1 The basic idea of ​​the mathematical model The shape of the tooth profile of the non-circular gear is not only related to the relative motion parameters of the workpiece and the tool, but also to the tooth profile of the tool.
When machining with a rack tool, since the tooth angles of the points on the tooth profile of the rack tool are constant values, the pair of non-circular gear pairs that are machined can obviously perform the correct meshing transmission according to the known pitch curve.
Knowing the non-circular gear section curve, according to the involute gear tooth profile forming principle, the idea of ​​machining the gear by means of the gear shaping method--when a pair of conjugate tooth profiles mesh with each other, the tooth profiles are envelops with each other. The involute cylindrical gear indexing circle is purely rolled on the non-circular gear section curve, and the tooth profile of the cylindrical gear (pinning cutter) envelops the tooth profile of the non-circular gear.

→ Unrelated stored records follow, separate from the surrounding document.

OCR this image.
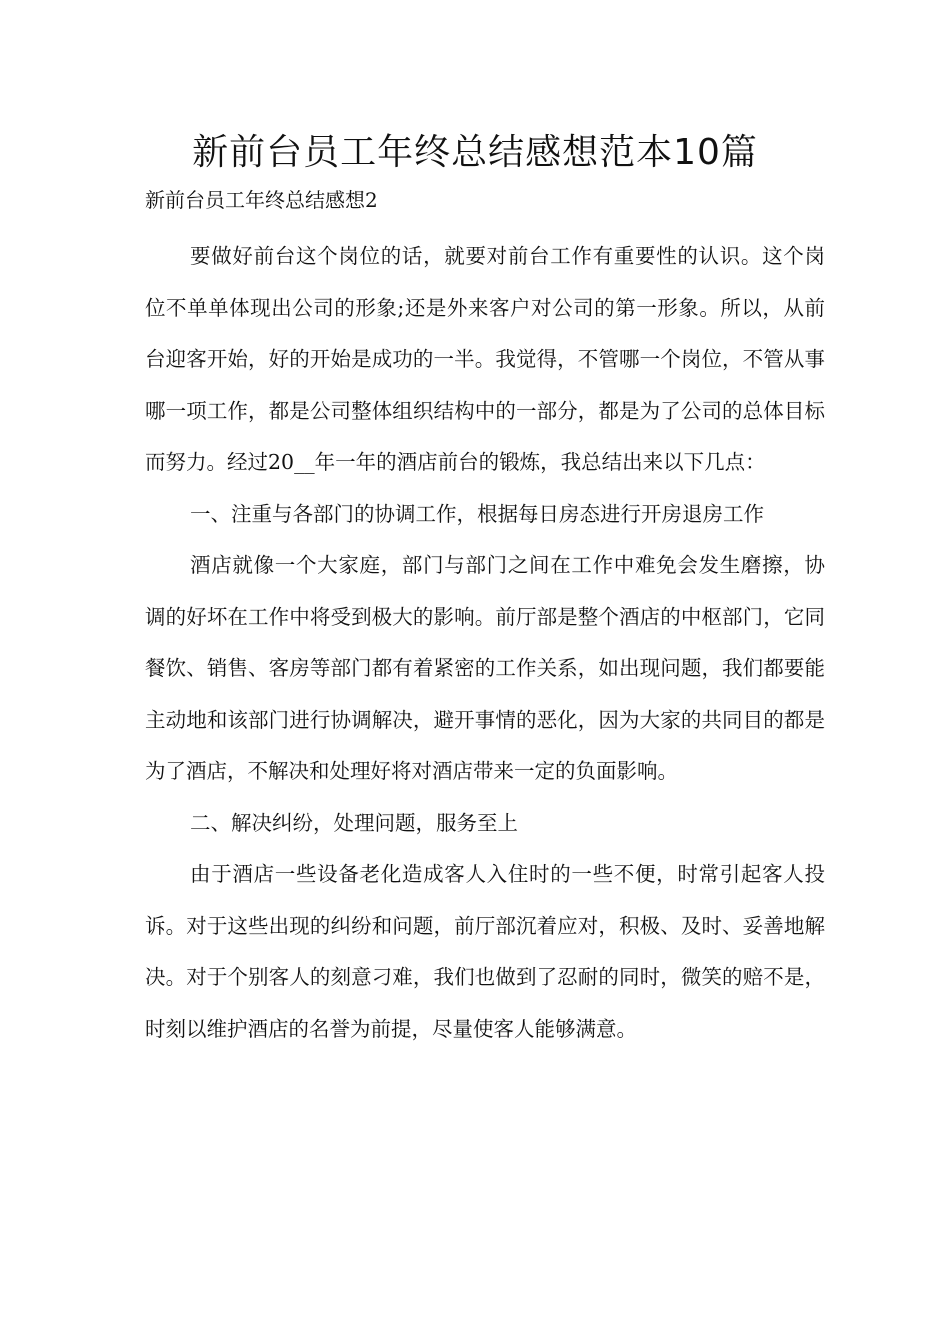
新前台员工年终总结感想范本10篇

新前台员工年终总结感想2

要做好前台这个岗位的话，就要对前台工作有重要性的认识。这个岗位不单单体现出公司的形象;还是外来客户对公司的第一形象。所以，从前台迎客开始，好的开始是成功的一半。我觉得，不管哪一个岗位，不管从事哪一项工作，都是公司整体组织结构中的一部分，都是为了公司的总体目标而努力。经过20__年一年的酒店前台的锻炼，我总结出来以下几点：

一、注重与各部门的协调工作，根据每日房态进行开房退房工作

酒店就像一个大家庭，部门与部门之间在工作中难免会发生磨擦，协调的好坏在工作中将受到极大的影响。前厅部是整个酒店的中枢部门，它同餐饮、销售、客房等部门都有着紧密的工作关系，如出现问题，我们都要能主动地和该部门进行协调解决，避开事情的恶化，因为大家的共同目的都是为了酒店，不解决和处理好将对酒店带来一定的负面影响。

二、解决纠纷，处理问题，服务至上

由于酒店一些设备老化造成客人入住时的一些不便，时常引起客人投诉。对于这些出现的纠纷和问题，前厅部沉着应对，积极、及时、妥善地解决。对于个别客人的刻意刁难，我们也做到了忍耐的同时，微笑的赔不是，时刻以维护酒店的名誉为前提，尽量使客人能够满意。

Therefore, it is first necessary to establish the mathematical model of the involute cylindrical gear profile of the shaper cutter, and then establish the geometric positional relationship between the insert and the non-circular gear blank as a knot curve, so that it can be purely rolled. The meshing equation combines the two models to obtain a mathematical model of the non-circular gear profile curve.
2 The establishment of the conjugate tooth profile equation 2.1 The formation of the involute is as shown in 1. When the straight line AB is tangent-rolled along the circumference, any point K on the line AB is called the track K0K on the plane fixed to the circle. For the involute of the circle. This circle is called the base circle of the involute, its radius is represented by Rb, the line AB is called the occurrence line of the involute, and the angle θK is the angle of the involute K0K.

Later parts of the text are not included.